“Votre mission n’est pas de juger mais d’aimer !”

Dimanche 1er juillet, au sanctuaire Notre-Dame du Laus, Mgr Jean-Michel di Falco Léandri a ordonné prêtre Jean-Marie Dezon, et diacres Damien de Beaumont, Éric Juretig, André Girier et Jean-Baptiste Tran.

Ci-dessous son mot d’accueil et son homélie, ainsi que des albums photos et les lieux d’affectation des nouveaux ordonnés.

 

Mot d’accueil

Au début de cette célébration, je voudrais partager avec vous ma joie de célébrer l’ordination presbytérale de Jean-Marie et l’ordination diaconale d’André, Éric, Damien et Jean-Baptiste. Avec vous je rends grâce au Seigneur de nous en faire le don.

Mgr Jean-Michel di Falco Léandri, durant son mot d’accueil

Ce soir,  ce n’est pas Jean-Marie, André, Éric, Damien et Jean-Baptiste qui nous rassemblent, c’est le Christ Jésus. C’est lui qui est la raison d’être de notre présence ici au moment où la force de son Esprit vient habiter les faiblesses de ces hommes qui ont fait le choix de se mettre à son service et qu’aujourd’hui l’Église appelle.

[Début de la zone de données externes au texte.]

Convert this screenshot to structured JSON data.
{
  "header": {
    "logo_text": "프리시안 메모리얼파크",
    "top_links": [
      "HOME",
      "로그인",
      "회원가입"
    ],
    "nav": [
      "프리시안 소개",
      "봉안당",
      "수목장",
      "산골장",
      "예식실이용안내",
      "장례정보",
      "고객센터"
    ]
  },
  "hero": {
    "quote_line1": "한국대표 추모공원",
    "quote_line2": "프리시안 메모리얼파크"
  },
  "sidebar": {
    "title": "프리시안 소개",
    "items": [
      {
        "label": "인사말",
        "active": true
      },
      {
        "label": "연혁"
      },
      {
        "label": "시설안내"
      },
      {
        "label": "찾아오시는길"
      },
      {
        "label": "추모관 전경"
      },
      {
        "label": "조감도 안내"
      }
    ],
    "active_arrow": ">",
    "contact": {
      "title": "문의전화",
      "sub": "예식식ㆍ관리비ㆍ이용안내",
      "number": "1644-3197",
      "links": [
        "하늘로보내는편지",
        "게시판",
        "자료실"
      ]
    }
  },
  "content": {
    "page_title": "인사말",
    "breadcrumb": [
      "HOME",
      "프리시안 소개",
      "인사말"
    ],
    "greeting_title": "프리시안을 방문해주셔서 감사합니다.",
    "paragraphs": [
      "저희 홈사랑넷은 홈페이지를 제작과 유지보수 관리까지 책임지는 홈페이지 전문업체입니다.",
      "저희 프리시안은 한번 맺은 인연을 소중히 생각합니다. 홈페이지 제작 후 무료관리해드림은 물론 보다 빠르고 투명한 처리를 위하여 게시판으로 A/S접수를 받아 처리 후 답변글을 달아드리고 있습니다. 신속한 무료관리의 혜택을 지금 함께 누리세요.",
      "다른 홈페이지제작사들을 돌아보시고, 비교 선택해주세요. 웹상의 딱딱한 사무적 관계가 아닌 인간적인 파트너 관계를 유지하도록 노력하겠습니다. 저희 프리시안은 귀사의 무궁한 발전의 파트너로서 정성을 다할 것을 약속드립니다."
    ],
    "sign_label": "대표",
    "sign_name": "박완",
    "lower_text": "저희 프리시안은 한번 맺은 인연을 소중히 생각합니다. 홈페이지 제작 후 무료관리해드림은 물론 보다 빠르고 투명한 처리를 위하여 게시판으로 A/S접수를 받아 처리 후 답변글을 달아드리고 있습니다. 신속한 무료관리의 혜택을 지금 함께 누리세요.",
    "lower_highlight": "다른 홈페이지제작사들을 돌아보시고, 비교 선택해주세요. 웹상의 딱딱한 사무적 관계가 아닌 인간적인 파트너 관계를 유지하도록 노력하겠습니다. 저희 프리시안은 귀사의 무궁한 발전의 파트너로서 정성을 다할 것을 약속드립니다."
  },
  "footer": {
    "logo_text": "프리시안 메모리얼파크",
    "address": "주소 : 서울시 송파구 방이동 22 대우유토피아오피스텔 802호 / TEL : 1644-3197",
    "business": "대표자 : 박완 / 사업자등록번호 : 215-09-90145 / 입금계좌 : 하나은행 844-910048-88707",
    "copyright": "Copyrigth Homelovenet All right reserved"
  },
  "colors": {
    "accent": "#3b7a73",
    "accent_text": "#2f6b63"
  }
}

Je tiens à remercier celles et ceux qui vous entourent de leur présence, de leur prière et de leur affection. Vos parents et amis, vos frères diacres et prêtres du diocèse et ceux venus d’autres diocèses, les religieux et religieuses et en particulier les bénédictines de Notre-Dame de Miséricorde à Rosans qui ont accepté de franchir exceptionnellement leur clôture pour répondre à l’invitation de leur évêque. Je vous remercie vous laïcs ici présents mais aussi ceux qui participent à cette célébration par l’intermédiaire de la radio diocésaine.

Jean-Marie, André, Éric, Damien et Jean-Baptiste, tous sont présents pour être à vos côtés comme on accompagne un ami qui part pour un long voyage, une grande aventure, celle qui commence pour vous aujourd’hui dans les pas du Christ.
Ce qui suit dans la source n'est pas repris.